La Oruga Azul.

La Oruga Azul.
La oruga se puso azul turquesa, porque presa de la luz de la poesía, reposa en las cuartillas de la mesa impregnada de tinta y fantasía… (Antonio Peláez Torres),

viernes, 14 de noviembre de 2014

El hombre de la acera, por EDUARDO MORENO ALARCÓN



            Algún vecino dijo que aquel hombre no tenía en realidad tan mal aspecto. Un poco sucio y demacrado, eso sí, pero desde luego no como esos pordioseros que, de vez en vez, ensombrecían la conciencia de la zona, el limpio y ordenado transcurrir de la barriada, el bullir en las terrazas donde el fútbol —encuadrado en las pantallas gigantescas— alejaba todo atisbo escrupuloso de unas mentes embebidas de balón, ávidas de toda suerte de sedantes.

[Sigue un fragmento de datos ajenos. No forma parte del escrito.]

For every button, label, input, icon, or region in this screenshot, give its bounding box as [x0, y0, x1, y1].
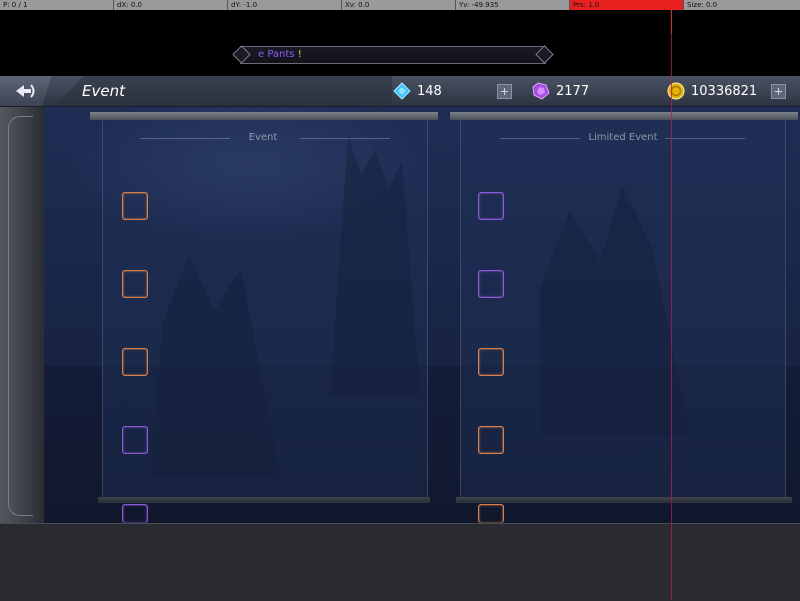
gold-count: 10336821	[691, 83, 758, 99]
debug-yv: Yv: -49.935	[456, 0, 570, 10]
event-panel-top-frame	[90, 112, 438, 120]
event-slot[interactable]	[122, 504, 148, 523]
debug-dx: dX: 0.0	[114, 0, 228, 10]
diamond-icon	[393, 82, 411, 100]
crystal-count: 2177	[556, 83, 590, 99]
pointer-crosshair-tick	[671, 10, 672, 34]
debug-xv: Xv: 0.0	[342, 0, 456, 10]
event-slot[interactable]	[122, 270, 148, 298]
limited-event-panel-heading: Limited Event	[588, 132, 658, 143]
crystal-icon	[532, 82, 550, 100]
event-panel-bottom-frame	[98, 497, 430, 503]
limited-event-panel-top-frame	[450, 112, 798, 120]
page-title: Event	[82, 82, 125, 100]
marquee-text: e Pants	[258, 49, 295, 60]
crystal-currency: 2177	[532, 82, 589, 100]
limited-event-panel	[460, 120, 786, 498]
pointer-crosshair-line	[671, 10, 672, 600]
top-header-bar: Event 148 2177 10336821	[0, 76, 800, 107]
gold-currency: 10336821	[667, 82, 757, 100]
back-arrow-icon	[16, 84, 35, 98]
event-slot[interactable]	[122, 192, 148, 220]
diamond-currency: 148	[393, 82, 442, 100]
limited-event-slot[interactable]	[478, 270, 504, 298]
left-ornament-frame	[0, 106, 44, 524]
limited-event-slot[interactable]	[478, 426, 504, 454]
limited-event-slot[interactable]	[478, 504, 504, 523]
limited-event-panel-bottom-frame	[456, 497, 792, 503]
event-panel-heading: Event	[248, 132, 278, 143]
debug-pressure: Prs: 1.0	[570, 0, 684, 10]
back-button[interactable]	[0, 76, 52, 106]
bottom-bar	[0, 523, 800, 601]
event-panel	[102, 120, 428, 498]
announcement-marquee: e Pants !	[240, 46, 546, 64]
event-slot[interactable]	[122, 426, 148, 454]
event-slot[interactable]	[122, 348, 148, 376]
add-gold-button[interactable]	[771, 84, 786, 99]
marquee-suffix: !	[297, 49, 302, 60]
debug-size: Size: 0.0	[687, 1, 718, 9]
limited-event-slot[interactable]	[478, 348, 504, 376]
limited-event-slot[interactable]	[478, 192, 504, 220]
add-diamond-button[interactable]	[497, 84, 512, 99]
diamond-count: 148	[417, 83, 442, 99]
gold-coin-icon	[667, 82, 685, 100]
debug-dy: dY: -1.0	[228, 0, 342, 10]
debug-pointer-count: P: 0 / 1	[0, 0, 114, 10]
debug-pointer-overlay: P: 0 / 1 dX: 0.0 dY: -1.0 Xv: 0.0 Yv: -4…	[0, 0, 800, 10]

Otros opinaban lo contrario y afirmaban que, de tan puerco y consumido, aquel hombre parecía estar en las últimas. Hubo quien recordó verlo hurgar en el contenedor de la basura, aunque tal vez fuera otra persona, ¿cómo estar seguros?
Para el resto de viandantes, sin embargo, aquella presencia incómoda, aquella sombra humana, sentada, tumbada, desparramada sobre un escalón, envuelta en abandono y un abrigo de mugre perpetua, jamás existió.
            Muchos desfilaron a su lado aquel breve periodo de invisible presencia, cobijado en el cubículo templado del cajero, postrado ante un portal cualquiera: los que miraban a otra parte, los que cambiaban de acera, los que pugnaban en el fondo de su alma apegados a una fe que no tenían, que ya no practicaban, los que sentían lástima —de aquel ser y hasta de sí mismos— pero nada hacían, o los que simplemente huían del asco, sin una mota de empatía, definiendo aquel andrajo como intruso indeseable, fardo a todas luces prescindible, estorbo maloliente y harapiento, carne de albergue o, en último caso, de fosa anónima.
            La primera vez que me topé con su organismo acusatorio, con su queja manuscrita en el papel amarillento y aquel hedor a estercolero, no quise mirar. Pero la culpa me roía las migajas de moral que aún subsistían —eso quería creer— en mi pecho rasurado, perfumado, en el fondo de mi entraña endurecida.
            Y miré. Y vi. Y sentí. Y supe. Y me estremecí…
            Y ya no pude arrancarme aquella imagen, aquellos ojos esmaltados de alcohol barriobajero y vino rudo en tetrabrik, anestesiados frente al mundo, el frío, la soledad y la total, desoladora indiferencia.
            Hubo muchos más encuentros, topetazos fastidiosos, desde luego. Pero aquella vez primera bastó para sumirme en el mayor desasosiego, en la certidumbre de mi propia bajeza, en los caprichos de la existencia, en la ausencia, no sé si de justicia o de equilibrio, en todo caso de Dios. Repetí, calqué punto por punto las conductas de los otros, los demás, los mismos que he tachado, tacharé siempre de crueles —mis semejantes—, de los cuales, me guste o no, quiera o no, soy y seré minúscula tesela, pieza confundida, perdida en un mosaico inabordable, gota en un océano convulso, hostil, insincero.
            Un día cualquiera descubrí el vacío extraño, la ausencia de una mancha en el portal. Ni hedor, ni cartones, ni orines, ni vino, ni restos de una vida despojada de sentido. Alrededor, nadie parecía reparar en aquel cambio, aquella mutación en el paisaje cotidiano que tanto me impactaba. 
            Se levantó el viento. Empezaba a refrescar. Hundí las manos en los bolsillos del abrigo y regresé a casa con el alma aterida, con preguntas asaltando sin tregua mi mente; cuestiones que se evaporaron, como por arte de magia, tan pronto encendí el televisor.

            A qué negarlo. Aquella primera vez, me vi reflejado en los ojos de aquel hombre desahuciado de sí mismo y de la vida.